Why Contact the Sewer Provider in the Event of Pollutant Discharge?
Drains and the sewers are to many people a means of disposing any sort of waste liquid, believing that once it enters it has gone forever and no longer has anything to do with them. They are of the mindset that because it is a facility for the disposal of liquids that any sort of liquid waste can be tipped down the drain and forgotten about, as it will be up to someone else to do the necessary in terms of treating it.
The reality is that certain types of liquid substances can cause severe damage to the environment and to the health and safety of all living creatures - including human beings - and as such people need to be aware of this potential. This largely comes about through training, whether it is the NEBOSH Environmental Certificate course or a similar environmental training session which makes attendees aware of the potential devastating impact they can have upon the environment if they were to do (or not do) a certain action.
Even though drains, sewerage systems and treatment plants are designed to accommodate liquid which would cause illness and be harmful to health if ingested, there will still be certain hazardous substances which can be dangerous even after passing through the treatment plant, and can cause death and ill-health to animal and plant life if it were to somehow get into the land and groundwater. In this scenario it can make water toxic for fish and other marine creatures, and cause death or ill-health to animals which drink the water or plants whose roots take it up.
The potential for catastrophic consequences are therefore high, and as such if a company becomes aware of particularly hazardous liquids being disposed of into the drains then it needs to call the sewer provider or local environmental agency and make them aware, as certain containment steps may need to be enacted quickly to limit the impact from any such incident. It may not be safe for employees to attempt any sort of clean-up of liquids which have not gone down the drain, certainly at least before a professional assessment of the risk and evaluation of the situation, as this could jeopardise the health and safety of these individuals by having them encounter hazardous substances.

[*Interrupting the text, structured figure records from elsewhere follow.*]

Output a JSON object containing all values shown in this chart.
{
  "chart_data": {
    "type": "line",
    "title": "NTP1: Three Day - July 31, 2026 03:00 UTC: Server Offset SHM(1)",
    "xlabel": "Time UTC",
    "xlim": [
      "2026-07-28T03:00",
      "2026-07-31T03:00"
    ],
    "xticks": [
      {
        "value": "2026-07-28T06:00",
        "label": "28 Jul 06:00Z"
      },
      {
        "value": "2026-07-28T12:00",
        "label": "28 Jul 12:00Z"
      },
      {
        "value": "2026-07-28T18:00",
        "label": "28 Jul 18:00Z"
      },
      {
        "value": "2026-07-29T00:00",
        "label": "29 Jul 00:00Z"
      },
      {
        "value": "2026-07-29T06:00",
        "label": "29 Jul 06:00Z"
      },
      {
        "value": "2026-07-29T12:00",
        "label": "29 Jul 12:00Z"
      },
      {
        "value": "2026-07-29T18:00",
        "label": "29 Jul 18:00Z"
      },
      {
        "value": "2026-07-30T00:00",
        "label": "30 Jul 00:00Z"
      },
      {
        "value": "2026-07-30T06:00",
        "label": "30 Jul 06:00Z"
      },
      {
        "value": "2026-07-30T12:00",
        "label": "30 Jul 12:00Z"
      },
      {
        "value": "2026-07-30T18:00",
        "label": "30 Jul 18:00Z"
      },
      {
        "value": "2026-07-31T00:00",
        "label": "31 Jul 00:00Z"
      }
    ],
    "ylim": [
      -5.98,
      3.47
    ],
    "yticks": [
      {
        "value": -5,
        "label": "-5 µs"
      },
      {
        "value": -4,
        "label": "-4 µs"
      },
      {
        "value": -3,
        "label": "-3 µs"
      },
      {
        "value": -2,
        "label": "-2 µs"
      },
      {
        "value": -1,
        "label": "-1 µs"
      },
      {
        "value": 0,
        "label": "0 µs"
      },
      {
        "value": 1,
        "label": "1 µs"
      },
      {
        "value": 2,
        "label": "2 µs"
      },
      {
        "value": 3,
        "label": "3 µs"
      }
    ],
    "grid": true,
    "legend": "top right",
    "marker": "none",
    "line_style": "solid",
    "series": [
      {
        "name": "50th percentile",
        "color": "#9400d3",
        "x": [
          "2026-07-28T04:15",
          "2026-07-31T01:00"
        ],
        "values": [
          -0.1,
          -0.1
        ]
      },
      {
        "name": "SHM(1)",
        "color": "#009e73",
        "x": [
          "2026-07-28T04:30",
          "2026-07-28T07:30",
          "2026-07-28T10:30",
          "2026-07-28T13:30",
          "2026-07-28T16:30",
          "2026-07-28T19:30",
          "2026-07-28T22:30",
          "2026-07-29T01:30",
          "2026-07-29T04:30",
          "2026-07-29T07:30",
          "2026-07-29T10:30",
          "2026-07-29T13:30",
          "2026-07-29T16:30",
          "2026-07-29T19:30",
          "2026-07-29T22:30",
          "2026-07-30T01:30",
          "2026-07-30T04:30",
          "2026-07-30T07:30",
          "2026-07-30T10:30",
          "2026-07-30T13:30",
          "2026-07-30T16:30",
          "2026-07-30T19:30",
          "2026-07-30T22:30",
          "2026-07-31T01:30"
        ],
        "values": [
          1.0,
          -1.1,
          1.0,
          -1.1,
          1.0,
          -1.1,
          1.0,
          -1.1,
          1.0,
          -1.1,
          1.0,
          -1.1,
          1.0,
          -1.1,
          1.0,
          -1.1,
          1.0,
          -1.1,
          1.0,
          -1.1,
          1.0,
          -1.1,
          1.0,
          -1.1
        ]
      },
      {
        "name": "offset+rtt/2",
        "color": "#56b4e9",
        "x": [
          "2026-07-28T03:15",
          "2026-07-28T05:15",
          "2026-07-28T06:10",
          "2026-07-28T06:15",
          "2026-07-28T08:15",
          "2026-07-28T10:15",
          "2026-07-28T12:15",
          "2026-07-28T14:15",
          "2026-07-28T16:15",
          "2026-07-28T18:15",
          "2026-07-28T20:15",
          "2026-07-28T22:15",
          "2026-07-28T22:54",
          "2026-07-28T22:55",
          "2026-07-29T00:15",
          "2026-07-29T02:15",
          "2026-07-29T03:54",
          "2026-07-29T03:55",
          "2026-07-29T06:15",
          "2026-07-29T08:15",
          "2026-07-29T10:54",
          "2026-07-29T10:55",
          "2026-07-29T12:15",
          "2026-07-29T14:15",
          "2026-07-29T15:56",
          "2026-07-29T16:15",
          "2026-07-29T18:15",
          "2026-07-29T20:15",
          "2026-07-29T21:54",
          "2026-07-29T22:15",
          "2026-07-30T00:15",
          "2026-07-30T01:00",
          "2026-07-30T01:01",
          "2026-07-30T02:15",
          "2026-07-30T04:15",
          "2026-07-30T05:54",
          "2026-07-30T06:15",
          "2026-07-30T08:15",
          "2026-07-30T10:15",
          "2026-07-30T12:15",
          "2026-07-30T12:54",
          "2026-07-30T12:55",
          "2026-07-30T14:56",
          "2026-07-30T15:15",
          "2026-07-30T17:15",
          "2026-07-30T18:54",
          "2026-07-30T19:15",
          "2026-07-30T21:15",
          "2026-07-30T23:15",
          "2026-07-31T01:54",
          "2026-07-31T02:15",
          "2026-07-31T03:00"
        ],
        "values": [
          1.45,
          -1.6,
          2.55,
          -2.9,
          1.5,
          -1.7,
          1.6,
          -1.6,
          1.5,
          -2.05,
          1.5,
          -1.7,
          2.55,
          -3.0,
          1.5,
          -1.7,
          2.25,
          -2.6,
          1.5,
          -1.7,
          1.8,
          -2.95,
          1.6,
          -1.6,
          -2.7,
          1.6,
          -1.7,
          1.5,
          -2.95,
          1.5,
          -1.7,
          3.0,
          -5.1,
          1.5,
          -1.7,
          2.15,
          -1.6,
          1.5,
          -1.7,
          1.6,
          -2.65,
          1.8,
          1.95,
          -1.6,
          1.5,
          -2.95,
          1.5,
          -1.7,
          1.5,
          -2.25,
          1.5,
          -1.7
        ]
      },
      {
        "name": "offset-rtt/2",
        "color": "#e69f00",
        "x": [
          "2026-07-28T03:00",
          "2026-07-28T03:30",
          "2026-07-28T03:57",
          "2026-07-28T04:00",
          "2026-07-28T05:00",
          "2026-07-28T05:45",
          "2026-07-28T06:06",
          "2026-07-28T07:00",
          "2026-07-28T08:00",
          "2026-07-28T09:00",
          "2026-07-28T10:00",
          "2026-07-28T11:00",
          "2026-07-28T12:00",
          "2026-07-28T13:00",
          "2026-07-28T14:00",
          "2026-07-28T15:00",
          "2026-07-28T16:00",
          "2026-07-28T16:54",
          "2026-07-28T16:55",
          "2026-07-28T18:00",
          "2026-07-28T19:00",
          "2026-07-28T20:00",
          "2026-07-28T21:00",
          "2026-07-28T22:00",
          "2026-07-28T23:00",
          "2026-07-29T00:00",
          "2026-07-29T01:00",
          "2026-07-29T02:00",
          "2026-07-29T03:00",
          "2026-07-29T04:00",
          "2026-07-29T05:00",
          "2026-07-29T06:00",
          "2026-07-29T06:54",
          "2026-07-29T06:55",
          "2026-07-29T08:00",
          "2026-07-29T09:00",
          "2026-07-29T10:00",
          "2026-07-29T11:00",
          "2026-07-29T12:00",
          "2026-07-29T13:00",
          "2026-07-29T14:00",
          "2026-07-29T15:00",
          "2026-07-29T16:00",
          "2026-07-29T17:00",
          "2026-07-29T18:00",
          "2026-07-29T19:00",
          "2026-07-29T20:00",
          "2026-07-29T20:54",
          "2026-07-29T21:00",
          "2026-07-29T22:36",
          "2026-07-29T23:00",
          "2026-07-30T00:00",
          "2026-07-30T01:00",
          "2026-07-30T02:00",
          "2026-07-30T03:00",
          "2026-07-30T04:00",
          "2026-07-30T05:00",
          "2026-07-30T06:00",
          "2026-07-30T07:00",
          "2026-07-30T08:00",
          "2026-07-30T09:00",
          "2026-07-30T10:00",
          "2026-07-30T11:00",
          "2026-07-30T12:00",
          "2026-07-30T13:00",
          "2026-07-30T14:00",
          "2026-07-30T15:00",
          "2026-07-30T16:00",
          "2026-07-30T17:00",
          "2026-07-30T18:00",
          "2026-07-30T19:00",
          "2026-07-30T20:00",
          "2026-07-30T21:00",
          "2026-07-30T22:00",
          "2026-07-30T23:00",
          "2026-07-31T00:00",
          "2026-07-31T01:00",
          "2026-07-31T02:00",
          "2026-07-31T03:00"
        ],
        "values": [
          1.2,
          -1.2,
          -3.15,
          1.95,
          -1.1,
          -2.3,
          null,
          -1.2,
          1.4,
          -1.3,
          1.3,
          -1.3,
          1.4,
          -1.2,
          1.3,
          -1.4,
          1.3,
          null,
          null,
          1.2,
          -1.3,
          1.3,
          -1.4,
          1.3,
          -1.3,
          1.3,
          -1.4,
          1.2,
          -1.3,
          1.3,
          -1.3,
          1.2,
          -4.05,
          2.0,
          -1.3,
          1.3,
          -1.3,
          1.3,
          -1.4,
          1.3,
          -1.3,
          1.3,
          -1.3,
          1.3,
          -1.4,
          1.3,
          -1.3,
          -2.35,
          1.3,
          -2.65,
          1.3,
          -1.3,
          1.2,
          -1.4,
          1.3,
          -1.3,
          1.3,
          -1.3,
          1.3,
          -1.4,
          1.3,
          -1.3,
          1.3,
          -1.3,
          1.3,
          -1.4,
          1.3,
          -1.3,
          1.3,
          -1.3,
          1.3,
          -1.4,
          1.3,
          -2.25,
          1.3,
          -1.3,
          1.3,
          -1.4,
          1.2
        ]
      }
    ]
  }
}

Different countries and jurisdictions will have varying legislation and regulations regarding which substances and in what quantities can be disposed of into the sewer system. Managers need to be aware of these limits, and ensure that employees have been suitably trained so that they are knowledgeable about what can and cannot be disposed of in this manner. A failure to do so can not only mean that habitats can be destroyed and plants and animals suffer, but can also result in crippling fines for the company and possibly even imprisonment for managers in extremely severe cases.